Serves 4
Per serving 215 kcal 5.6g fat
Preparation time 10 mins
Cooking time 30 mins
Ingredients:
450g (1lb) lean rump steak
1 red onion, finely chopped
2 garlic cloves, crushed
1 tbsp chopped fresh thyme
300ml (½ pint) beef stock
1 tbsp plain flour
225g (8oz) mushrooms, sliced
2 tsps Dijon mustard
300ml (½ pint) virtually fat free fromage frais
2 tbsps chopped fresh parsley
2 tbsps brandy
salt and freshly ground black pepper
Method
Preheat a non-stick frying pan.
Chop the steak into cubes. Add the onion and garlic to the pan and dry-fry until soft.
Add the beef and thyme and cook to seal the outside of the meat. Add a little stock and sprinkle the flour over.
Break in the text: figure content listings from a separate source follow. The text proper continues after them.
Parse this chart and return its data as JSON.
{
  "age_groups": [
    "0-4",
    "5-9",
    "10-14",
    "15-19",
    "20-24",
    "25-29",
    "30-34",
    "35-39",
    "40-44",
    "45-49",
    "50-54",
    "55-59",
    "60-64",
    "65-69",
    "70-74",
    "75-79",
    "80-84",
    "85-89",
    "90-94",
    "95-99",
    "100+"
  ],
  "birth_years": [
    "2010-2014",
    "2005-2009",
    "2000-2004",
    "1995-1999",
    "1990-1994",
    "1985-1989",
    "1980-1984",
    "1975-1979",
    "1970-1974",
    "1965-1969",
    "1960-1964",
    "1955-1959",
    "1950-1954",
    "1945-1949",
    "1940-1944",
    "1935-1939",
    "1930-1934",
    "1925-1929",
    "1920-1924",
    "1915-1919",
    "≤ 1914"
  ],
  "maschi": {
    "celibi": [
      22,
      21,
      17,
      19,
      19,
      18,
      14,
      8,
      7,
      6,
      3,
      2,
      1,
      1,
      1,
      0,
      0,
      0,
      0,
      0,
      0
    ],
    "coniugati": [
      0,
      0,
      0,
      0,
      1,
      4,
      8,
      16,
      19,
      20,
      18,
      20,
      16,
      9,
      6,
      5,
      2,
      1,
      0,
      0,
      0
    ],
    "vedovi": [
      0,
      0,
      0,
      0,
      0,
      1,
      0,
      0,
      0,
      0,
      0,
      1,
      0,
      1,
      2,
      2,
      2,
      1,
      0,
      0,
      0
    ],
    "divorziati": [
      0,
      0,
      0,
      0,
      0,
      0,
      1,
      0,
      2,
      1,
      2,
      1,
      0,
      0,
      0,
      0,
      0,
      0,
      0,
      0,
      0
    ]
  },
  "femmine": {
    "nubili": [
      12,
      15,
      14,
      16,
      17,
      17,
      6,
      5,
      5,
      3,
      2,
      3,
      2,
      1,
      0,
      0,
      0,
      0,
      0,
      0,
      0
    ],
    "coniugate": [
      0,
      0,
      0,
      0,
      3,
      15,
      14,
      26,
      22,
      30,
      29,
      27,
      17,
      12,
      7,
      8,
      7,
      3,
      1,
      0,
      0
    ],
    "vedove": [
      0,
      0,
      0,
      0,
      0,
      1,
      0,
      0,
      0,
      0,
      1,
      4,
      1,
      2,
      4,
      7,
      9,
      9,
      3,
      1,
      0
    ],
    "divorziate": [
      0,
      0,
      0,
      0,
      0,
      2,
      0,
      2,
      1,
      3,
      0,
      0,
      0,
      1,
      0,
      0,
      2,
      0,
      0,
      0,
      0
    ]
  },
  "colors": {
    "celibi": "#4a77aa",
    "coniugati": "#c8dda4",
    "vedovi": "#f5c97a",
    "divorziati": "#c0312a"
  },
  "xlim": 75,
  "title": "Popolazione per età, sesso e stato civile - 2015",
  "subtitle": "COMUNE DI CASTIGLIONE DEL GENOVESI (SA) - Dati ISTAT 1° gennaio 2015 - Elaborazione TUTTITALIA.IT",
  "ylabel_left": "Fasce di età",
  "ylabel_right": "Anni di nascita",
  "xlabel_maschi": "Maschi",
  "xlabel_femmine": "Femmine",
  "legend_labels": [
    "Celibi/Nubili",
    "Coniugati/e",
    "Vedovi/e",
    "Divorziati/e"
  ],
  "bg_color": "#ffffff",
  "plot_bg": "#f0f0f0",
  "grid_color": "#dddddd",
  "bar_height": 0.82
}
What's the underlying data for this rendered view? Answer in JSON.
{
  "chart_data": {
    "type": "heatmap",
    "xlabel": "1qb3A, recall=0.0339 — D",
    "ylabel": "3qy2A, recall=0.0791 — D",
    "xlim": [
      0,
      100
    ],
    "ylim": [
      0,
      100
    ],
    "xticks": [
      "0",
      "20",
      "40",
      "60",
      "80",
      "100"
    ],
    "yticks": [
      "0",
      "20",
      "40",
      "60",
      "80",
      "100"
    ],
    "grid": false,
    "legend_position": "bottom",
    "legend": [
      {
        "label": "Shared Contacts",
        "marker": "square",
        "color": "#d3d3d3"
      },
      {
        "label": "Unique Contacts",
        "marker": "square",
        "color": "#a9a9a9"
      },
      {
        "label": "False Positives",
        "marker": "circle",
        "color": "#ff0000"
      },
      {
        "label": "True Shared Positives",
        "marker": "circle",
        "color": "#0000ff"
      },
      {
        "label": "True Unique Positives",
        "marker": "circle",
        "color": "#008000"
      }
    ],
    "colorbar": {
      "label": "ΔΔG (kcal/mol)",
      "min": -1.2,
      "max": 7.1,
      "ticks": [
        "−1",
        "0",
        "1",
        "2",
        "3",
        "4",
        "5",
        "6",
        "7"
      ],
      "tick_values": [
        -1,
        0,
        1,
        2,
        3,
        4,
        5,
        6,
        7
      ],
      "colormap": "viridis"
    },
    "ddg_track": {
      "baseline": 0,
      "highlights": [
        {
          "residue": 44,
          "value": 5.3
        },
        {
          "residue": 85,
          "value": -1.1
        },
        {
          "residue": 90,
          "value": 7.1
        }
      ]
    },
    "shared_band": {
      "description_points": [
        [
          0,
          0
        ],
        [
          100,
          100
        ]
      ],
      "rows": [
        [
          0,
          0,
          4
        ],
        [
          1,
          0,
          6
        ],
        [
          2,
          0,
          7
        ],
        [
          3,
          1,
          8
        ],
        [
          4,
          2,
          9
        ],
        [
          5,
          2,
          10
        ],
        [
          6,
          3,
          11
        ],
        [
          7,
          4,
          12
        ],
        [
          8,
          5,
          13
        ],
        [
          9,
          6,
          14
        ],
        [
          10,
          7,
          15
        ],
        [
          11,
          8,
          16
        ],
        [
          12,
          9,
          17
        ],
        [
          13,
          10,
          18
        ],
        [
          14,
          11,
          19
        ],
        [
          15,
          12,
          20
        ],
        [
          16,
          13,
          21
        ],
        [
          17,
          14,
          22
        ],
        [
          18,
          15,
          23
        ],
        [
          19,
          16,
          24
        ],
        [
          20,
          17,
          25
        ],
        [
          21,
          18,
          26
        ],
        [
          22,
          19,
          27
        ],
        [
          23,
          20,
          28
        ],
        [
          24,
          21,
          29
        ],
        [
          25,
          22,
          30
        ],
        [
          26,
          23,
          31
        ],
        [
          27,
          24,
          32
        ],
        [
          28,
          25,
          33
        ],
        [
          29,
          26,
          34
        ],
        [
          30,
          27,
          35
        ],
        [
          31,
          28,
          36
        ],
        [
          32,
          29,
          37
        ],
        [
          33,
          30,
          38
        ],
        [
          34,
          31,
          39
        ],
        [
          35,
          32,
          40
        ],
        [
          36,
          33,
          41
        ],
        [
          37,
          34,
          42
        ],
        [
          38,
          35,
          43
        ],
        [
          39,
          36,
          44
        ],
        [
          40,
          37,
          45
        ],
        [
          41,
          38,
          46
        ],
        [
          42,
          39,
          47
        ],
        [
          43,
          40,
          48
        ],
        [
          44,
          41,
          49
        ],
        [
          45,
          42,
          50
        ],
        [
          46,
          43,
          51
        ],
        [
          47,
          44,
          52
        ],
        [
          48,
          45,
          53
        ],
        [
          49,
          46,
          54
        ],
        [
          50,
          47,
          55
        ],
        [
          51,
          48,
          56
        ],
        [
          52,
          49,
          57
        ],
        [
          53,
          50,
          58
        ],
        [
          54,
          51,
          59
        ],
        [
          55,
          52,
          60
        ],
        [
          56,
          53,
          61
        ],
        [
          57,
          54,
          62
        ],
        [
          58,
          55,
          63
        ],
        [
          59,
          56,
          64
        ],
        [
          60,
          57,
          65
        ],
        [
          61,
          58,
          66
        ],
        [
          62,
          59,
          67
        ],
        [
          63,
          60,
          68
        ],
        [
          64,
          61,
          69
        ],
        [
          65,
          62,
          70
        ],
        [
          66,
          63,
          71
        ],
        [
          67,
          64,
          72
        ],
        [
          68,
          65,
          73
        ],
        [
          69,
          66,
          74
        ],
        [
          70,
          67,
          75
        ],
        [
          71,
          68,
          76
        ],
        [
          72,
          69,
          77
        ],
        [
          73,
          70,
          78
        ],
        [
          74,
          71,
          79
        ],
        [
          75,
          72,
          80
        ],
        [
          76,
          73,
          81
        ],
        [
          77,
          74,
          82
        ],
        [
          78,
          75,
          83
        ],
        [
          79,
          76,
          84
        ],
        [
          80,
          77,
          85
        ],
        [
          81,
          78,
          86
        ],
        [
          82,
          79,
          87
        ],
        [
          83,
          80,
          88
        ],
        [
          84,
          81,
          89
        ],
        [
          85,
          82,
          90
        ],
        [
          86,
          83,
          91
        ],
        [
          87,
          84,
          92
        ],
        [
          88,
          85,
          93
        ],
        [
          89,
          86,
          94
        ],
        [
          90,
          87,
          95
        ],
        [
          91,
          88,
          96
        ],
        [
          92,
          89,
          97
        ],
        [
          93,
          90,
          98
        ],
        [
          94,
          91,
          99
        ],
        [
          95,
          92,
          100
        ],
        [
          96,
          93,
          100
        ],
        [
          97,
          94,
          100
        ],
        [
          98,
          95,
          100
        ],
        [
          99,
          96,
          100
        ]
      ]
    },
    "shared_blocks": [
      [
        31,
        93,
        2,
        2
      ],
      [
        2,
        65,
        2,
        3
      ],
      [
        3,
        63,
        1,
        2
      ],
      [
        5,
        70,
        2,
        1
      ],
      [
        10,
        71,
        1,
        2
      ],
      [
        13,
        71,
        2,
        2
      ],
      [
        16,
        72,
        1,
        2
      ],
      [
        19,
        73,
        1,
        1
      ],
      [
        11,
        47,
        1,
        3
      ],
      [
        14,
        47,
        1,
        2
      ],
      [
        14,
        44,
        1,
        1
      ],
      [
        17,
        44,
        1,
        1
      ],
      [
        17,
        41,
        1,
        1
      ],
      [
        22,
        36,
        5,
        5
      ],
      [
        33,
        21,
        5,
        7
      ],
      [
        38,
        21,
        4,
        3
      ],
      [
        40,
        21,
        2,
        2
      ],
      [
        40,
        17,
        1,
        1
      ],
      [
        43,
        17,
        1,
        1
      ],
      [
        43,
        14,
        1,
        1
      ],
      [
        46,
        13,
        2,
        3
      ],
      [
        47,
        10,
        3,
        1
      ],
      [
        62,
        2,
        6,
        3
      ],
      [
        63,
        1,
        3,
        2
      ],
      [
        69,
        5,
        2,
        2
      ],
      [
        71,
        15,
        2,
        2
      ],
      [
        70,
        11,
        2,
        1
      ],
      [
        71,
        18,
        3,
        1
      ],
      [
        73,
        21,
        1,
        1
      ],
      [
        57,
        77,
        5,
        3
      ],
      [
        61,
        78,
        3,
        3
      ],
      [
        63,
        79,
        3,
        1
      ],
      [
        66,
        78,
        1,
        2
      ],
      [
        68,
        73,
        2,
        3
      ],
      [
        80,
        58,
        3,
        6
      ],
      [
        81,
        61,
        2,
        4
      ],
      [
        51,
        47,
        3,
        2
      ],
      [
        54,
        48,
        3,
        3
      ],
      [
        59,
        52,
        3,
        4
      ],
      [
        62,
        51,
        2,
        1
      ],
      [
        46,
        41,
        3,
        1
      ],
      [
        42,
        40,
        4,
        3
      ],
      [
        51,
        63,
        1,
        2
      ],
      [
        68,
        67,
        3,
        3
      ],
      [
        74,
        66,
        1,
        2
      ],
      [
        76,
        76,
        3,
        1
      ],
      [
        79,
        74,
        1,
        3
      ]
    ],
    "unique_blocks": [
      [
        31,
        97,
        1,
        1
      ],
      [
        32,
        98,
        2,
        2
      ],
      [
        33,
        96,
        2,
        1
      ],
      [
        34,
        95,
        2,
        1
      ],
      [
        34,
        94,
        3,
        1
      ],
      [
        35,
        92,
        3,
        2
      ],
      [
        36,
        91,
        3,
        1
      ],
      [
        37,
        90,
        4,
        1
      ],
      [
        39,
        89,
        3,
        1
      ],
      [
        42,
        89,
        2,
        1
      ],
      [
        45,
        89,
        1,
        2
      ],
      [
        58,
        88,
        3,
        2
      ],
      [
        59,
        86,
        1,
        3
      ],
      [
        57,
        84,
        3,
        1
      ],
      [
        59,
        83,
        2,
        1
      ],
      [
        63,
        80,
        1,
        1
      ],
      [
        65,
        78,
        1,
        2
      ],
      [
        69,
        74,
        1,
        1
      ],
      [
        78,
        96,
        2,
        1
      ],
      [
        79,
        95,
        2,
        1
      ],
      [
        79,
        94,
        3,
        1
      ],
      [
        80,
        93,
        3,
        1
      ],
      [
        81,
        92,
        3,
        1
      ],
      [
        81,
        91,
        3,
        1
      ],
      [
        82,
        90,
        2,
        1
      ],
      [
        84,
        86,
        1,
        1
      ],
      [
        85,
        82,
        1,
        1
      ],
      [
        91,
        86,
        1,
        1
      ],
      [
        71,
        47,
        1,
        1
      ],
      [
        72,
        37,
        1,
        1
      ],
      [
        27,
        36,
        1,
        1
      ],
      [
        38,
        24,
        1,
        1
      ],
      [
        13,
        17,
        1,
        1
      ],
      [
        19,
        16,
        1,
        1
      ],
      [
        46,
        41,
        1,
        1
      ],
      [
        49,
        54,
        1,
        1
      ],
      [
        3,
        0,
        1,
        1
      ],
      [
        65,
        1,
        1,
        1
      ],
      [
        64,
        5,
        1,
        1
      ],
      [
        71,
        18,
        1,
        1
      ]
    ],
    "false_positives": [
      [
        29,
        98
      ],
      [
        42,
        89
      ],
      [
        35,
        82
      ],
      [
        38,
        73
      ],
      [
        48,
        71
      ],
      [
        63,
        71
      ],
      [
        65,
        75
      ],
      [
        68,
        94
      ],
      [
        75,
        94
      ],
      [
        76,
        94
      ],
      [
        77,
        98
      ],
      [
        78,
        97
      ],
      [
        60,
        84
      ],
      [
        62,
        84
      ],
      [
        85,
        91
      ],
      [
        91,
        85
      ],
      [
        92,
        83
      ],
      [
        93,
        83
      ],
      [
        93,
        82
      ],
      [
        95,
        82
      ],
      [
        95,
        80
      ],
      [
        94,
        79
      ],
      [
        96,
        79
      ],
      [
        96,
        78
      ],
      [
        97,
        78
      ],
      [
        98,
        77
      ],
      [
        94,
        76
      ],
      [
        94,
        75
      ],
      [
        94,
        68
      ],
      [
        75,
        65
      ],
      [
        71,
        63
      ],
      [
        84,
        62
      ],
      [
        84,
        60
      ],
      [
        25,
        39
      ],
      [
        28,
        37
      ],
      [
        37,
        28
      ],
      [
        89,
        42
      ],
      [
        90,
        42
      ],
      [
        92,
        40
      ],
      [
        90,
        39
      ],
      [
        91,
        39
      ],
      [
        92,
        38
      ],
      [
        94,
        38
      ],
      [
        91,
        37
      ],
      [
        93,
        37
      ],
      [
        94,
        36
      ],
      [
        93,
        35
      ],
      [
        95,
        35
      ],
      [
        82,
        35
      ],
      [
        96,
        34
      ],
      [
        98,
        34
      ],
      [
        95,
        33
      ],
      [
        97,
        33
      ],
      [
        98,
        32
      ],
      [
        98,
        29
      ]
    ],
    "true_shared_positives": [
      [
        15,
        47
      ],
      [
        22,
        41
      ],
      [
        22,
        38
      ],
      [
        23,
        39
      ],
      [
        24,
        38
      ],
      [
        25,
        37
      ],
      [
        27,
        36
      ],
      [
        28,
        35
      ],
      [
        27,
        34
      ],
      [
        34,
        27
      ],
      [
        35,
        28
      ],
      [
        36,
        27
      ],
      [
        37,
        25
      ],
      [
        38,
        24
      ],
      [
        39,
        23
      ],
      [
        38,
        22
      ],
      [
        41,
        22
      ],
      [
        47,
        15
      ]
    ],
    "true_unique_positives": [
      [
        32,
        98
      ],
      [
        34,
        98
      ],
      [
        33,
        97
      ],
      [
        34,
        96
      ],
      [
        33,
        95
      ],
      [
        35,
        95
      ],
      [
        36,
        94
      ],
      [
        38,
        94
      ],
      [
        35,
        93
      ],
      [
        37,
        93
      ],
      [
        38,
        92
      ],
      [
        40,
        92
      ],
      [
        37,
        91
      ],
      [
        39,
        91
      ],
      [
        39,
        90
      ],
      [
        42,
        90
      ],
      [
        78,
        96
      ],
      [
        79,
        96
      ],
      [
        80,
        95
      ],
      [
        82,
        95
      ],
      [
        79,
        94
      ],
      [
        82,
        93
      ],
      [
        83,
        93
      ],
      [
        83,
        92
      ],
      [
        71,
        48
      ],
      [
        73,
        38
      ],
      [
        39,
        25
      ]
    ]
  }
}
Mix well, and "cook out" the flour for 1 minute before adding the remaining stock.
Add the mushrooms, stir in the mustard and cook for a further 3–4 minutes.
Remove the pan from the heat and stir in the fromage frais and parsley. Check the seasoning and adjust.
Heat the brandy in a ladle held over a low heat and carefully light the top of the alcohol. Pour the flaming brandy into the pan and stir in. Serve immediately with Basmati rice and vegetables.
Chef's tip: Flaming the alcohol takes away the bitter edge from the sauce and gives a more mellow flavour.